Narkotyczne marzenia
Chciałabym kochać się do każdego wschodu
słońca
Potem przyodziewać swój wełniany biały
sweter i wpuszczać mroźne powietrze
przesączone melancholią
Chciałabym trzymać w ręku kubek parzonej
Lavazzy i znowu i znowu kochać
Czuć w nozdrzach kłęby wielbłądowego dymu
Otwierać zamknięte okno zamykać otwarte
okno
Czuć iskierki na włosach na ustach na
skórze oddychać głębiej
Tak
Chciałabym oddychać czymś bardziej
wyrazistym
Komentarze (9)
Ładne.
Pomysł i puenta dobre.
Marzenia należy spełniać.
Pozdrawiam serdecznie
też bym tak chciała...
wszystko bym za to
oddała...
pozdrawiam
A podobno - chcieć to móc
więc działaj
Kto by nie chciał?
Pozdrawiam
A masz "mój cenny" plusik.
Też bym chciał, szczególnie za młodu.
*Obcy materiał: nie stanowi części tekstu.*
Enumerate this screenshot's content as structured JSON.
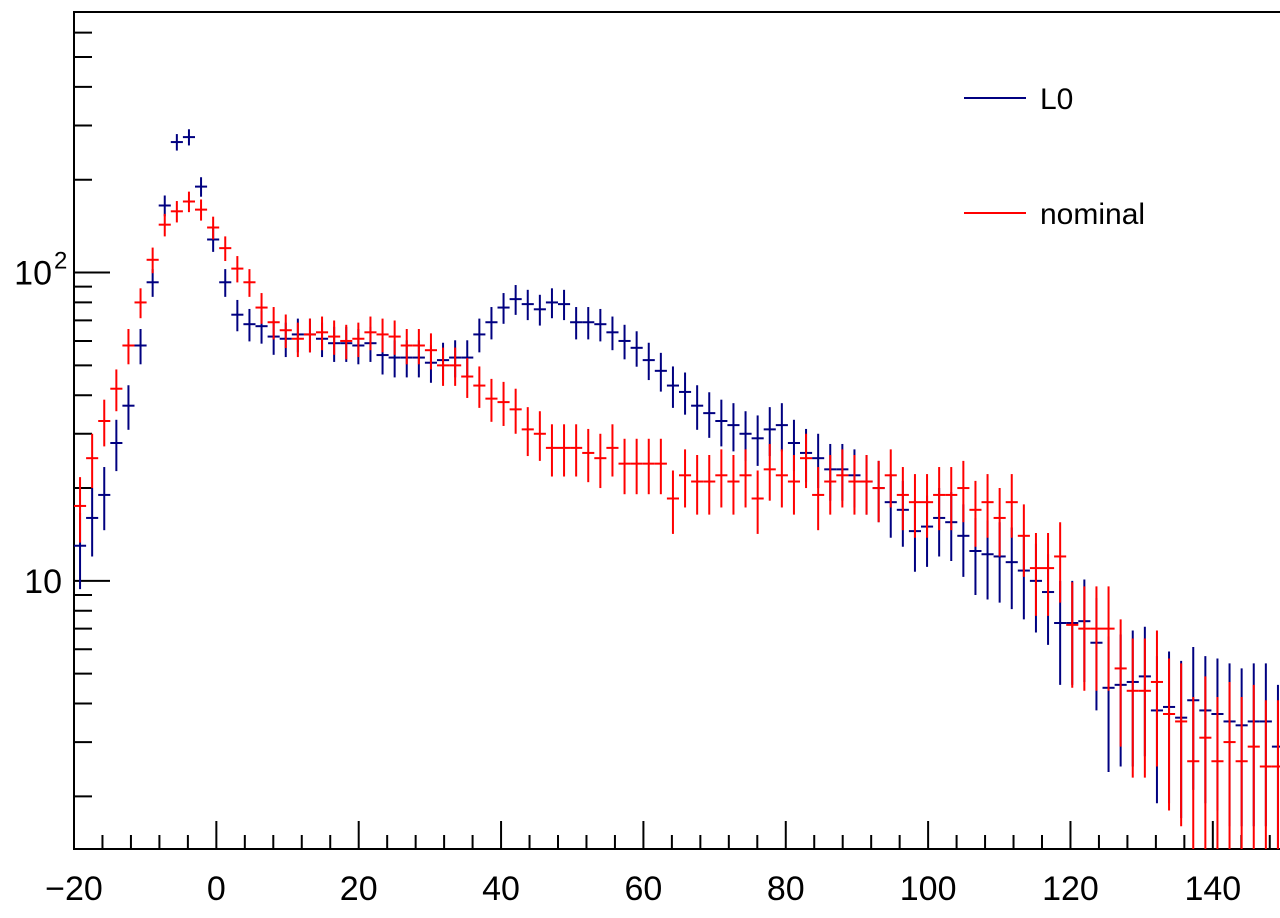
{
  "chart_data": {
    "type": "scatter",
    "title": "",
    "xlabel": "",
    "ylabel": "",
    "x_scale": "linear",
    "y_scale": "log",
    "xlim": [
      -20,
      150
    ],
    "ylim": [
      1.35,
      700
    ],
    "x_ticks": [
      -20,
      0,
      20,
      40,
      60,
      80,
      100,
      120,
      140
    ],
    "x_tick_labels": [
      "−20",
      "0",
      "20",
      "40",
      "60",
      "80",
      "100",
      "120",
      "140"
    ],
    "y_tick_labels": [
      {
        "value": 10,
        "base": "10",
        "exp": ""
      },
      {
        "value": 100,
        "base": "10",
        "exp": "2"
      }
    ],
    "grid": false,
    "legend_position": "top-right",
    "bin_width": 1.7,
    "series": [
      {
        "name": "L0",
        "color": "#000080",
        "x": [
          -19.15,
          -17.45,
          -15.75,
          -14.05,
          -12.35,
          -10.65,
          -8.95,
          -7.25,
          -5.55,
          -3.85,
          -2.15,
          -0.45,
          1.25,
          2.95,
          4.65,
          6.35,
          8.05,
          9.75,
          11.45,
          13.15,
          14.85,
          16.55,
          18.25,
          19.95,
          21.65,
          23.35,
          25.05,
          26.75,
          28.45,
          30.15,
          31.85,
          33.55,
          35.25,
          36.95,
          38.65,
          40.35,
          42.05,
          43.75,
          45.45,
          47.15,
          48.85,
          50.55,
          52.25,
          53.95,
          55.65,
          57.35,
          59.05,
          60.75,
          62.45,
          64.15,
          65.85,
          67.55,
          69.25,
          70.95,
          72.65,
          74.35,
          76.05,
          77.75,
          79.45,
          81.15,
          82.85,
          84.55,
          86.25,
          87.95,
          89.65,
          91.35,
          93.05,
          94.75,
          96.45,
          98.15,
          99.85,
          101.55,
          103.25,
          104.95,
          106.65,
          108.35,
          110.05,
          111.75,
          113.45,
          115.15,
          116.85,
          118.55,
          120.25,
          121.95,
          123.65,
          125.35,
          127.05,
          128.75,
          130.45,
          132.15,
          133.85,
          135.55,
          137.25,
          138.95,
          140.65,
          142.35,
          144.05,
          145.75,
          147.45,
          149.15
        ],
        "y": [
          13,
          16,
          19,
          28,
          37,
          58,
          93,
          165,
          265,
          275,
          190,
          128,
          93,
          73,
          68,
          67,
          62,
          61,
          63,
          63,
          61,
          59,
          59,
          58,
          59,
          54,
          53,
          53,
          53,
          51,
          52,
          53,
          53,
          63,
          69,
          77,
          82,
          79,
          76,
          80,
          79,
          69,
          69,
          68,
          64,
          60,
          57,
          52,
          48,
          43,
          41,
          37,
          35,
          33,
          32,
          30,
          29,
          31,
          32,
          28,
          26,
          25,
          23,
          23,
          22,
          21,
          20,
          18,
          17,
          14.5,
          15,
          16,
          15.5,
          14,
          12.5,
          12.2,
          12,
          11.5,
          10.8,
          10,
          9.2,
          7.3,
          7.3,
          7.4,
          6.3,
          4.5,
          4.6,
          4.7,
          4.9,
          3.8,
          3.9,
          3.6,
          4.1,
          3.8,
          3.7,
          3.5,
          3.4,
          3.5,
          3.5,
          2.9
        ],
        "err": [
          3.6,
          4,
          4.4,
          5.3,
          6.1,
          7.6,
          9.6,
          12.8,
          16.3,
          16.6,
          13.8,
          11.3,
          9.6,
          8.5,
          8.2,
          8.2,
          7.9,
          7.8,
          7.9,
          7.9,
          7.8,
          7.7,
          7.7,
          7.6,
          7.7,
          7.3,
          7.3,
          7.3,
          7.3,
          7.1,
          7.2,
          7.3,
          7.3,
          7.9,
          8.3,
          8.8,
          9.1,
          8.9,
          8.7,
          8.9,
          8.9,
          8.3,
          8.3,
          8.2,
          8,
          7.7,
          7.5,
          7.2,
          6.9,
          6.6,
          6.4,
          6.1,
          5.9,
          5.7,
          5.7,
          5.5,
          5.4,
          5.6,
          5.7,
          5.3,
          5.1,
          5,
          4.8,
          4.8,
          4.7,
          4.6,
          4.5,
          4.2,
          4.1,
          3.8,
          3.9,
          4,
          3.9,
          3.7,
          3.5,
          3.5,
          3.5,
          3.4,
          3.3,
          3.2,
          3,
          2.7,
          2.7,
          2.7,
          2.5,
          2.1,
          2.1,
          2.2,
          2.2,
          1.9,
          2,
          1.9,
          2,
          1.9,
          1.9,
          1.9,
          1.8,
          1.9,
          1.9,
          1.7
        ]
      },
      {
        "name": "nominal",
        "color": "#ff0000",
        "x": [
          -19.15,
          -17.45,
          -15.75,
          -14.05,
          -12.35,
          -10.65,
          -8.95,
          -7.25,
          -5.55,
          -3.85,
          -2.15,
          -0.45,
          1.25,
          2.95,
          4.65,
          6.35,
          8.05,
          9.75,
          11.45,
          13.15,
          14.85,
          16.55,
          18.25,
          19.95,
          21.65,
          23.35,
          25.05,
          26.75,
          28.45,
          30.15,
          31.85,
          33.55,
          35.25,
          36.95,
          38.65,
          40.35,
          42.05,
          43.75,
          45.45,
          47.15,
          48.85,
          50.55,
          52.25,
          53.95,
          55.65,
          57.35,
          59.05,
          60.75,
          62.45,
          64.15,
          65.85,
          67.55,
          69.25,
          70.95,
          72.65,
          74.35,
          76.05,
          77.75,
          79.45,
          81.15,
          82.85,
          84.55,
          86.25,
          87.95,
          89.65,
          91.35,
          93.05,
          94.75,
          96.45,
          98.15,
          99.85,
          101.55,
          103.25,
          104.95,
          106.65,
          108.35,
          110.05,
          111.75,
          113.45,
          115.15,
          116.85,
          118.55,
          120.25,
          121.95,
          123.65,
          125.35,
          127.05,
          128.75,
          130.45,
          132.15,
          133.85,
          135.55,
          137.25,
          138.95,
          140.65,
          142.35,
          144.05,
          145.75,
          147.45,
          149.15
        ],
        "y": [
          17.5,
          25,
          33,
          42,
          58,
          80,
          110,
          143,
          158,
          170,
          160,
          140,
          120,
          103,
          93,
          77,
          69,
          65,
          61,
          63,
          64,
          62,
          60,
          61,
          64,
          63,
          62,
          58,
          58,
          56,
          50,
          50,
          46,
          43,
          39,
          38,
          36,
          31,
          30,
          27,
          27,
          27,
          26,
          25,
          27,
          24,
          24,
          24,
          24,
          18.5,
          22,
          21,
          21,
          22,
          21,
          22,
          18.5,
          23,
          22,
          21,
          25,
          19,
          21,
          22,
          21,
          21,
          20,
          22,
          19,
          18,
          18,
          19,
          19,
          20,
          17,
          18,
          16,
          18,
          14,
          11,
          11,
          12,
          7.2,
          7,
          7,
          7,
          5.2,
          4.4,
          4.4,
          4.7,
          3.7,
          3.5,
          2.6,
          3.1,
          2.6,
          3,
          2.6,
          2.9,
          2.5,
          2.5
        ],
        "err": [
          4.2,
          5,
          5.7,
          6.5,
          7.6,
          8.9,
          10.5,
          12,
          12.6,
          13,
          12.6,
          11.8,
          11,
          10.1,
          9.6,
          8.8,
          8.3,
          8.1,
          7.8,
          7.9,
          8,
          7.9,
          7.7,
          7.8,
          8,
          7.9,
          7.9,
          7.6,
          7.6,
          7.5,
          7.1,
          7.1,
          6.8,
          6.6,
          6.2,
          6.2,
          6,
          5.6,
          5.5,
          5.2,
          5.2,
          5.2,
          5.1,
          5,
          5.2,
          4.9,
          4.9,
          4.9,
          4.9,
          4.3,
          4.7,
          4.6,
          4.6,
          4.7,
          4.6,
          4.7,
          4.3,
          4.8,
          4.7,
          4.6,
          5,
          4.4,
          4.6,
          4.7,
          4.6,
          4.6,
          4.5,
          4.7,
          4.4,
          4.2,
          4.2,
          4.4,
          4.4,
          4.5,
          4.1,
          4.2,
          4,
          4.2,
          3.7,
          3.3,
          3.3,
          3.5,
          2.7,
          2.6,
          2.6,
          2.6,
          2.3,
          2.1,
          2.1,
          2.2,
          1.9,
          1.9,
          1.6,
          1.8,
          1.6,
          1.7,
          1.6,
          1.7,
          1.6,
          1.6
        ]
      }
    ]
  }
}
A i chyba teraz.
Tylko czy czymś bardziej wyrazistym? Wyrazistość życia
daje wolność wyboru. Ten wybór wymaga określenia,
zdefiniowania alternatyw.
Wybór - wiąże się poniekąd z odpowiedzialnością.
Myślę, że w pierwszych strofach szukasz bardziej
swobody, niż wolności wyboru. Ale czy dobrze myślę.
W każdym razie też chciałbym jak w wersach 1-10 I tu
czuję bratnią duszę.
czytam bez jednej ósmej linijki... tak jakoś - wiersz
tęsknotą wypełniony
Podoba mi się to wyraziste pragnienie.